When Anson returned to England in the autumn of 1739 Anglo-Spanish relations were in crisis, with the opposition demanding war, which would necessarily be based on amphibious expeditions against Spanish colonies in the Caribbean and the Pacific coasts of Mexico and South America.

At first, English plans to attack Spanish interests were on a grand scale. While the main force would go to the Caribbean, a powerful expedition would travel via the Cape of Good Hope to seize and hold the Philippines, while another expedition would round Cape Horn to raid Spanish America's Pacific coast and encourage the colonists there to rebel against Spain. Once the ex-colonies were independent, it was assumed that the grateful settlers would negotiate favourable commercial treaties with their liberators. 

However, as the months passed this ambitious scheme to dismember Spain's colonial empire and establish British predominance in the Pacific shrank dramatically. The expedition to the Philippines was dropped, and Anson was chosen to command a smaller squadron against the remote, ill-defended Pacific coastline. 

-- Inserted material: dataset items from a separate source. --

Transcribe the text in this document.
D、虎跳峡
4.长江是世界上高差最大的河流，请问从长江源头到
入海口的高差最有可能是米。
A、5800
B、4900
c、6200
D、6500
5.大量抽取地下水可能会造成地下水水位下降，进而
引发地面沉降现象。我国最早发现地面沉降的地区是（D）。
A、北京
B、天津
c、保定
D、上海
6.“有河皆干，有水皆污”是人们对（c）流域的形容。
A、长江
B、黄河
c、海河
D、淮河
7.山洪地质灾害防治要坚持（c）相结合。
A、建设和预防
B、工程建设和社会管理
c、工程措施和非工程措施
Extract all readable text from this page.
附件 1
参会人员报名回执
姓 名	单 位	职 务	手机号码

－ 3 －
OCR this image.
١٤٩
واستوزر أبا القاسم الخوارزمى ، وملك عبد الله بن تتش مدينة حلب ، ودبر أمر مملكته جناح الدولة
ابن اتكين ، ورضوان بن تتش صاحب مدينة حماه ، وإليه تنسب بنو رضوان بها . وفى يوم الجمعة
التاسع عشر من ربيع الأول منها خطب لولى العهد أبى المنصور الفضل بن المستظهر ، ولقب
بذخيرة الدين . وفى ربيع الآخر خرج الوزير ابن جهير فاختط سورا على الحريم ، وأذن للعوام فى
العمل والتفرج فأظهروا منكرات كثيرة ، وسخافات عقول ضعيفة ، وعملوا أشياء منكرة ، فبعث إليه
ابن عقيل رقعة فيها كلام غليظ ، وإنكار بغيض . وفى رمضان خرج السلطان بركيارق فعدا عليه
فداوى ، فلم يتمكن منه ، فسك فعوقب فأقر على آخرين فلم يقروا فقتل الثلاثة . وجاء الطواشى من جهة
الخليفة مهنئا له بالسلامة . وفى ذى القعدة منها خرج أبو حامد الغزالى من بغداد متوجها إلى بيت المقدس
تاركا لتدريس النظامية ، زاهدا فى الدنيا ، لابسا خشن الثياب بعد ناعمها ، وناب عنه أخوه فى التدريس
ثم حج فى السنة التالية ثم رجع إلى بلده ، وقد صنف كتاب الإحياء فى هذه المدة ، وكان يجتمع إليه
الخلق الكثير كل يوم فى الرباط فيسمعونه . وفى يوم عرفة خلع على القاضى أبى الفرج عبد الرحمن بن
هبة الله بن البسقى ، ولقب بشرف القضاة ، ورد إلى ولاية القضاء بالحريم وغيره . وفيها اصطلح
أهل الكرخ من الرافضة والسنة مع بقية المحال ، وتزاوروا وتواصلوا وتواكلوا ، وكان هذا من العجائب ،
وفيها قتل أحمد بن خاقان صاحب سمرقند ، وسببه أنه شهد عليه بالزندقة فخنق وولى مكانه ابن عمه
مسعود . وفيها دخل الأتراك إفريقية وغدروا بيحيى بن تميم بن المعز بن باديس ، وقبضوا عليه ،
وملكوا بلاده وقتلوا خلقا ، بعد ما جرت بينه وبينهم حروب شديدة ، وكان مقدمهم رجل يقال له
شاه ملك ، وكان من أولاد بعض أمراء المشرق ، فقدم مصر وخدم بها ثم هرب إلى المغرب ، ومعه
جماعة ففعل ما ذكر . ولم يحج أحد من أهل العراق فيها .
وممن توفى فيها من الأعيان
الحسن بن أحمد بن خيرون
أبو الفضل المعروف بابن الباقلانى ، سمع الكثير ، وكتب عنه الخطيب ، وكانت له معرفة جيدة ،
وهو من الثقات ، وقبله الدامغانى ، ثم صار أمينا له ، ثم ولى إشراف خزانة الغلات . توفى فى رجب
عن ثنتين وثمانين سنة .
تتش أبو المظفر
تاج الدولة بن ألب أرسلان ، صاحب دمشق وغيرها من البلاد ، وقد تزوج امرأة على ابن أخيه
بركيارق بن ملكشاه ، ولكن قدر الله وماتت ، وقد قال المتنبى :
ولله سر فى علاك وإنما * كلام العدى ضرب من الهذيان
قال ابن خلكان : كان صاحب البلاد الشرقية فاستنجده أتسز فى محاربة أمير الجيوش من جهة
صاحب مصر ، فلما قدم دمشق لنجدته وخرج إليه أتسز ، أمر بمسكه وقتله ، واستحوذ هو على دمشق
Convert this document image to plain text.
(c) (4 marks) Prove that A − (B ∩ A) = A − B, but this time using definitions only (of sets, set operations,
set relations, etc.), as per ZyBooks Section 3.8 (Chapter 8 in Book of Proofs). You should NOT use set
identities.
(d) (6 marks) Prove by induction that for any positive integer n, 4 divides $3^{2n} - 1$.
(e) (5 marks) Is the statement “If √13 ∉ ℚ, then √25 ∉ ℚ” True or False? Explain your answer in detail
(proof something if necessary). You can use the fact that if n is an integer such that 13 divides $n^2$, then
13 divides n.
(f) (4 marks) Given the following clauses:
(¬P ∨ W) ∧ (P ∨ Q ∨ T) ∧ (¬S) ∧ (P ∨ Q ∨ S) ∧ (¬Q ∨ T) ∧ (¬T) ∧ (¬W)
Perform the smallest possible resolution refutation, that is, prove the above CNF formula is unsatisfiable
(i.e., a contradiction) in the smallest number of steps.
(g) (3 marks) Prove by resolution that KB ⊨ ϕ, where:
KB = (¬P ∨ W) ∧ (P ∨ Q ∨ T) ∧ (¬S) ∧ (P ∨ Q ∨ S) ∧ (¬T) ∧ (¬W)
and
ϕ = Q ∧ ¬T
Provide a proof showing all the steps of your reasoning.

He was directed to raid and plunder the Spanish settlements on the western coast of America, attack Panama if the Caribbean expedition managed to establish a foothold on the opposite side of the isthmus and capture the annual Manila galleon. Along the way, he was to foment rebellion by the native population against the Spaniards, or by Spanish colonists against imperial authority, which, in turn, might lead to British commercial access to rich new markets.

To accomplish those objectives, Anson was given, apart from his own Centurion, the 50-gun fourth rates Gloucester and Severn, the 40-gun fourth rate Pearl, the 28-gun sixth rate Wager (, the 8-gun sloop Tryal and two storeships. While he had been promised a regiment of five hundred regular infantry, Anson ended up embarking a pathetic rabble of newly recruited marines, invalids and garrison troops, some of them pensioners from Chelsea Hospital.

Preparations for the expedition were slow and frustrating. An inept administration and contrary winds meant the squadron did not finally sail until 18 September 1740.